キーワード 豚インフルエンザ、ウイルスレセプター、シアル酸、発育鶏卵、株化細胞
背景・ねらい 豚インフルエンザの監視は、養豚産業における事故率の低減のみならず、新型インフルエンザウイルス出現監視のためにも大変重要な課題である。豚は、鳥型インフルエンザウイルス、ヒト型インフルエンザウイルスの両方に対するレセプターを持っていることから、鳥型、ヒト型両方のインフルエンザウイルスに感染する。このため、豚インフルエンザウイルスのレセプター特異性の解明は、豚由来の新規ウイルスの人への伝搬性を推測するために重要な意義を持つ。鳥型インフルエンザウイルスは発育鶏卵で、ヒト型インフルエンザウイルスは株化細胞(MDCK細胞)で分離することが一般的であるが、豚インフルエンザウイルスの分離にはどちらの系が適切であるかという定説がなかった。本研究は、同一のウイルス分離材料を二つの系に接種することにより得られたウイルスのレセプター特異性を比較することによって、どちらの系が豚インフルエンザウイルスの分離に適しているかを明らかにすることを目的とする。
成果の内容・特徴
  1. タイ及び日本国内で豚群の間で継続して維持されている古典的豚インフルエンザウイルスに感染した豚から得られたウイルス分離材料をMDCK細胞と発育鶏卵に接種することによって、それぞれの系で豚インフルエンザウイルスを分離することが可能である。

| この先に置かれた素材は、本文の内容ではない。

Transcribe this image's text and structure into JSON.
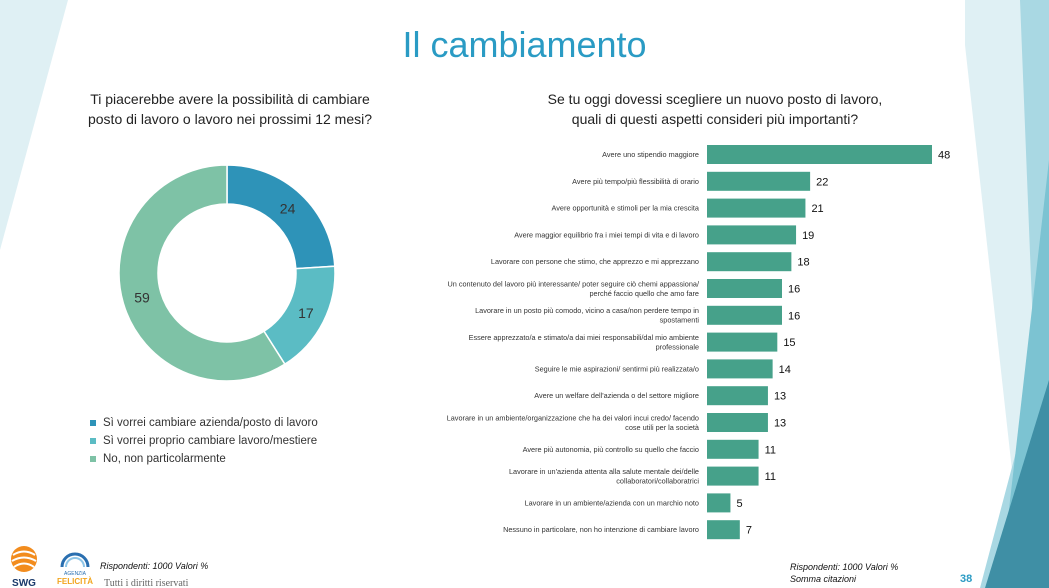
{
  "title": "Il cambiamento",
  "question_left": {
    "line1": "Ti piacerebbe avere la possibilità di cambiare",
    "line2": "posto di lavoro o lavoro nei prossimi 12 mesi?"
  },
  "question_right": {
    "line1": "Se tu oggi dovessi scegliere un nuovo posto di lavoro,",
    "line2": "quali di questi aspetti consideri più importanti?"
  },
  "colors": {
    "accent": "#2a9bc4",
    "donut": [
      "#2e93b8",
      "#5bbcc4",
      "#7ec2a6"
    ],
    "bar": "#46a18a",
    "deco_dark": "#3f8fa5",
    "deco_light": "#a9d8e3",
    "deco_pale": "#dff0f4"
  },
  "chart_data": [
    {
      "type": "pie",
      "variant": "donut",
      "series": [
        {
          "name": "Sì vorrei cambiare azienda/posto di lavoro",
          "value": 24
        },
        {
          "name": "Sì vorrei proprio cambiare lavoro/mestiere",
          "value": 17
        },
        {
          "name": "No, non particolarmente",
          "value": 59
        }
      ],
      "legend": "bottom"
    },
    {
      "type": "bar",
      "orientation": "horizontal",
      "categories": [
        [
          "Avere uno stipendio maggiore"
        ],
        [
          "Avere più tempo/più flessibilità di orario"
        ],
        [
          "Avere opportunità e stimoli per la mia crescita"
        ],
        [
          "Avere maggior equilibrio fra i miei tempi di vita e di lavoro"
        ],
        [
          "Lavorare con persone che stimo, che apprezzo e mi apprezzano"
        ],
        [
          "Un contenuto del lavoro più interessante/ poter seguire ciò chemi appassiona/",
          "perché faccio quello che amo fare"
        ],
        [
          "Lavorare in un posto più comodo, vicino a casa/non perdere tempo in",
          "spostamenti"
        ],
        [
          "Essere apprezzato/a e stimato/a dai miei responsabili/dal mio ambiente",
          "professionale"
        ],
        [
          "Seguire le mie aspirazioni/ sentirmi più realizzata/o"
        ],
        [
          "Avere un welfare dell'azienda o del settore migliore"
        ],
        [
          "Lavorare in un ambiente/organizzazione che ha dei valori incui credo/ facendo",
          "cose utili per la società"
        ],
        [
          "Avere più autonomia, più controllo su quello che faccio"
        ],
        [
          "Lavorare in un'azienda attenta alla salute mentale dei/delle",
          "collaboratori/collaboratrici"
        ],
        [
          "Lavorare in un ambiente/azienda con un marchio noto"
        ],
        [
          "Nessuno in particolare, non ho intenzione di cambiare lavoro"
        ]
      ],
      "values": [
        48,
        22,
        21,
        19,
        18,
        16,
        16,
        15,
        14,
        13,
        13,
        11,
        11,
        5,
        7
      ],
      "xlim": [
        0,
        48
      ],
      "grid": false
    }
  ],
  "footer": {
    "left": "Rispondenti: 1000 Valori %",
    "right_line1": "Rispondenti: 1000 Valori %",
    "right_line2": "Somma citazioni",
    "rights": "Tutti i diritti riservati",
    "page": "38"
  },
  "logos": {
    "swg": "SWG",
    "felicita_small": "AGENZIA",
    "felicita": "FELICITÀ"
  }
}
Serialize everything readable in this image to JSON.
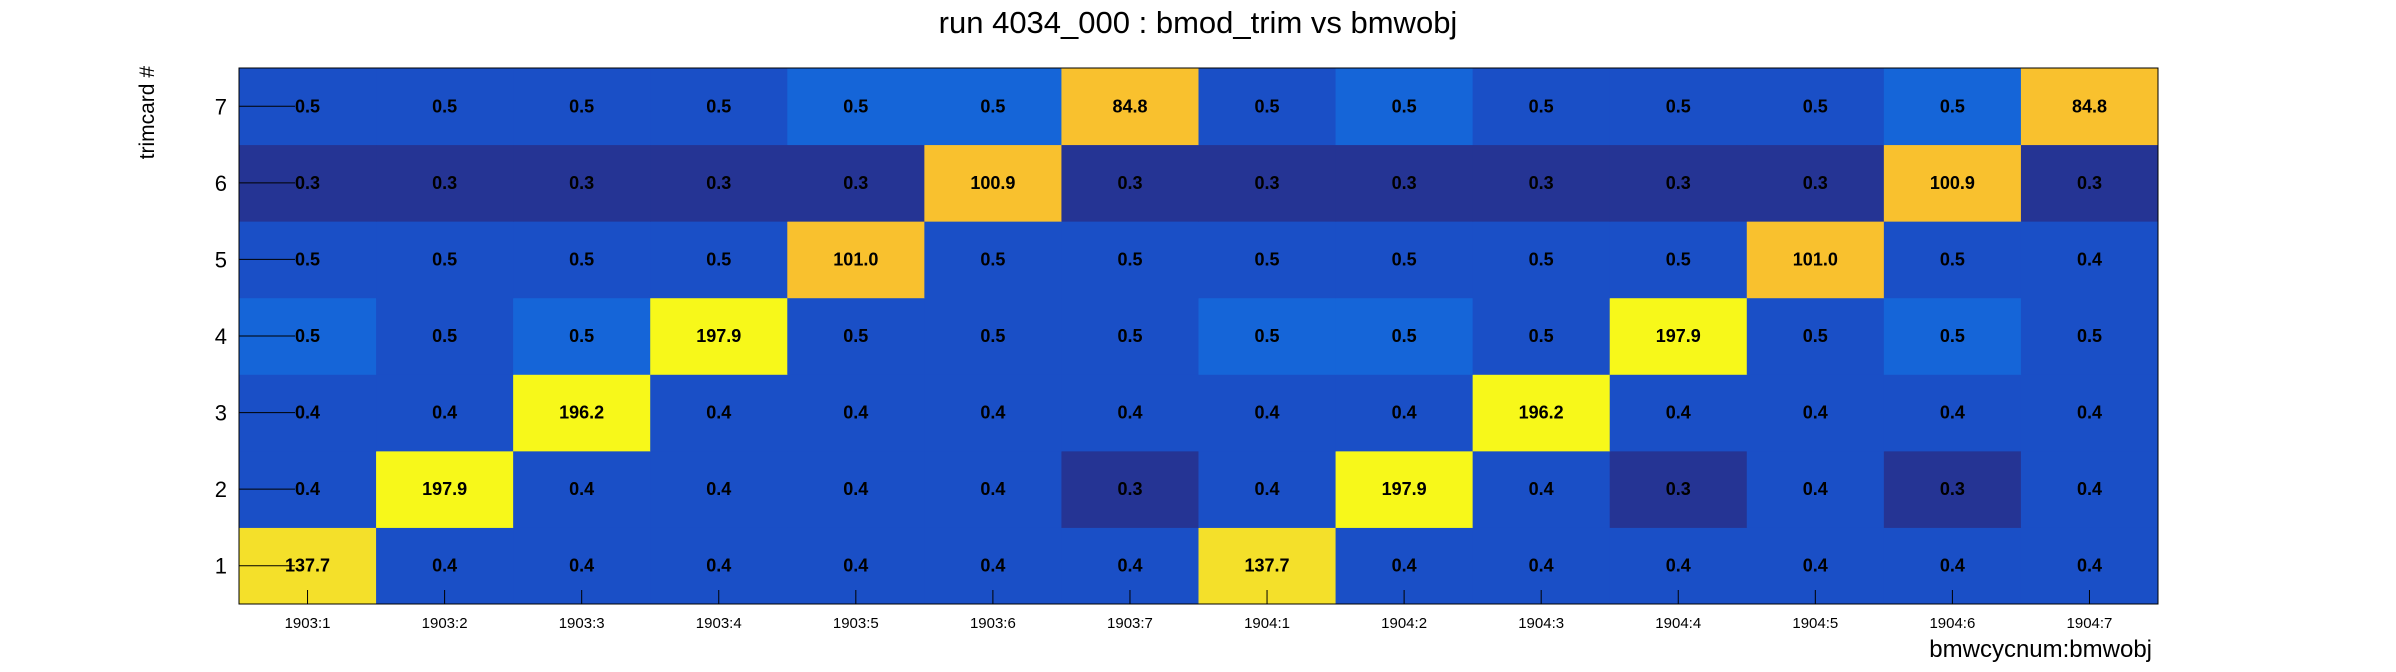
{
  "chart_data": {
    "type": "heatmap",
    "title": "run 4034_000 : bmod_trim vs bmwobj",
    "xlabel": "bmwcycnum:bmwobj",
    "ylabel": "trimcard #",
    "x_categories": [
      "1903:1",
      "1903:2",
      "1903:3",
      "1903:4",
      "1903:5",
      "1903:6",
      "1903:7",
      "1904:1",
      "1904:2",
      "1904:3",
      "1904:4",
      "1904:5",
      "1904:6",
      "1904:7"
    ],
    "y_categories": [
      "1",
      "2",
      "3",
      "4",
      "5",
      "6",
      "7"
    ],
    "values": [
      [
        137.7,
        0.4,
        0.4,
        0.4,
        0.4,
        0.4,
        0.4,
        137.7,
        0.4,
        0.4,
        0.4,
        0.4,
        0.4,
        0.4
      ],
      [
        0.4,
        197.9,
        0.4,
        0.4,
        0.4,
        0.4,
        0.3,
        0.4,
        197.9,
        0.4,
        0.3,
        0.4,
        0.3,
        0.4
      ],
      [
        0.4,
        0.4,
        196.2,
        0.4,
        0.4,
        0.4,
        0.4,
        0.4,
        0.4,
        196.2,
        0.4,
        0.4,
        0.4,
        0.4
      ],
      [
        0.5,
        0.5,
        0.5,
        197.9,
        0.5,
        0.5,
        0.5,
        0.5,
        0.5,
        0.5,
        197.9,
        0.5,
        0.5,
        0.5
      ],
      [
        0.5,
        0.5,
        0.5,
        0.5,
        101.0,
        0.5,
        0.5,
        0.5,
        0.5,
        0.5,
        0.5,
        101.0,
        0.5,
        0.4
      ],
      [
        0.3,
        0.3,
        0.3,
        0.3,
        0.3,
        100.9,
        0.3,
        0.3,
        0.3,
        0.3,
        0.3,
        0.3,
        100.9,
        0.3
      ],
      [
        0.5,
        0.5,
        0.5,
        0.5,
        0.5,
        0.5,
        84.8,
        0.5,
        0.5,
        0.5,
        0.5,
        0.5,
        0.5,
        84.8
      ]
    ],
    "labels": [
      [
        "137.7",
        "0.4",
        "0.4",
        "0.4",
        "0.4",
        "0.4",
        "0.4",
        "137.7",
        "0.4",
        "0.4",
        "0.4",
        "0.4",
        "0.4",
        "0.4"
      ],
      [
        "0.4",
        "197.9",
        "0.4",
        "0.4",
        "0.4",
        "0.4",
        "0.3",
        "0.4",
        "197.9",
        "0.4",
        "0.3",
        "0.4",
        "0.3",
        "0.4"
      ],
      [
        "0.4",
        "0.4",
        "196.2",
        "0.4",
        "0.4",
        "0.4",
        "0.4",
        "0.4",
        "0.4",
        "196.2",
        "0.4",
        "0.4",
        "0.4",
        "0.4"
      ],
      [
        "0.5",
        "0.5",
        "0.5",
        "197.9",
        "0.5",
        "0.5",
        "0.5",
        "0.5",
        "0.5",
        "0.5",
        "197.9",
        "0.5",
        "0.5",
        "0.5"
      ],
      [
        "0.5",
        "0.5",
        "0.5",
        "0.5",
        "101.0",
        "0.5",
        "0.5",
        "0.5",
        "0.5",
        "0.5",
        "0.5",
        "101.0",
        "0.5",
        "0.4"
      ],
      [
        "0.3",
        "0.3",
        "0.3",
        "0.3",
        "0.3",
        "100.9",
        "0.3",
        "0.3",
        "0.3",
        "0.3",
        "0.3",
        "0.3",
        "100.9",
        "0.3"
      ],
      [
        "0.5",
        "0.5",
        "0.5",
        "0.5",
        "0.5",
        "0.5",
        "84.8",
        "0.5",
        "0.5",
        "0.5",
        "0.5",
        "0.5",
        "0.5",
        "84.8"
      ]
    ],
    "colors": {
      "low": "#253494",
      "mid_low": "#1a4fc6",
      "mid": "#1565d8",
      "high_mid": "#f9c12e",
      "high": "#f4e02a",
      "max": "#f7f81a"
    },
    "grid": false
  }
}
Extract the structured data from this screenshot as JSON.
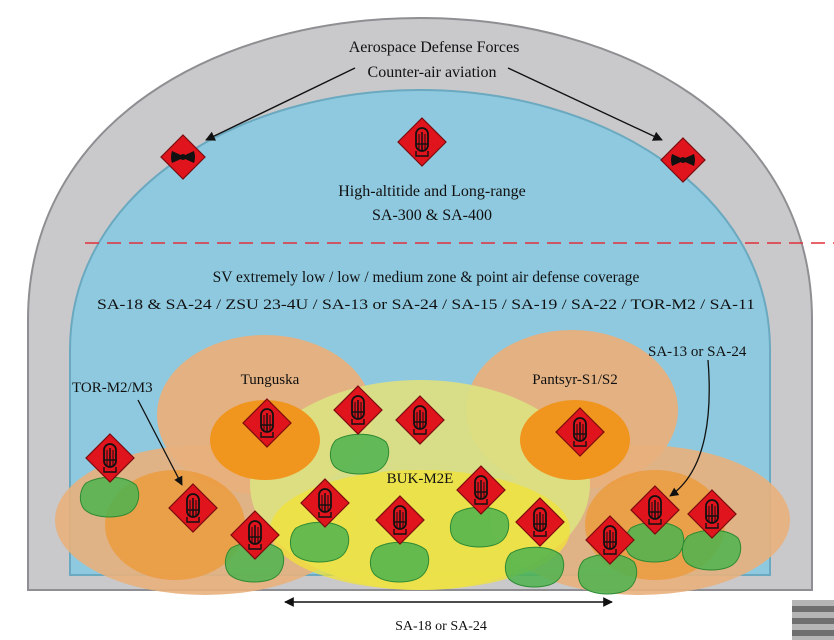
{
  "labels": {
    "aerospace": "Aerospace Defense Forces",
    "counter_air": "Counter-air aviation",
    "high_alt_line1": "High-altitide and Long-range",
    "high_alt_line2": "SA-300 & SA-400",
    "sv_line1": "SV extremely low / low / medium  zone & point air defense coverage",
    "sv_line2": "SA-18 & SA-24 / ZSU 23-4U / SA-13 or SA-24 / SA-15 / SA-19 / SA-22 / TOR-M2 / SA-11",
    "tor": "TOR-M2/M3",
    "tunguska": "Tunguska",
    "pantsyr": "Pantsyr-S1/S2",
    "sa13": "SA-13 or SA-24",
    "buk": "BUK-M2E",
    "manpads": "SA-18 or SA-24"
  },
  "colors": {
    "outer_dome": "#c9c9cb",
    "inner_dome": "#8ec9df",
    "dashed_line": "#e0303a",
    "large_zone": "#e8b07c",
    "medium_zone": "#f0951e",
    "buk_zone": "#dcdf82",
    "manpads_zone": "#4db34f",
    "symbol_fill": "#e0141c"
  },
  "icons": {
    "aircraft": "aircraft-symbol-icon",
    "missile": "missile-launcher-symbol-icon"
  }
}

  2. ウイルス分離材料からウイルスのレセプター結合性を規定する赤血球凝集素タンパク質(HA)遺伝子の塩基配列を直接解析し、細胞分離株と鶏卵分離株のHAタンパク質の推定アミノ酸配列を比較すると、タイ由来鶏卵分離株ではHAタンパク質の190番目、国内由来鶏卵分離株では225番目のアミノ酸に置換が認められる(図1)。一方、MDCK細胞分離株のアミノ酸配列は分離材料中のものと同一である。
  3. 発育鶏卵分離株は、タイ由来、国内由来を問わず鳥型ウイルスレセプターであるα2,3結合のシアル酸への結合性が増加する(図2)。
成果の活用面・留意点
  1. 豚インフルエンザウイルスを発育鶏卵で分離することで、生体内で増えているウイルスと異なったレセプター特異性を示す変異株を分離してしまう可能性がある。
  2. 豚に存在するインフルエンザウイルスの特性をよく保持したウイルスを分離するためには、MDCK細胞を利用したウイルス分離が推奨される。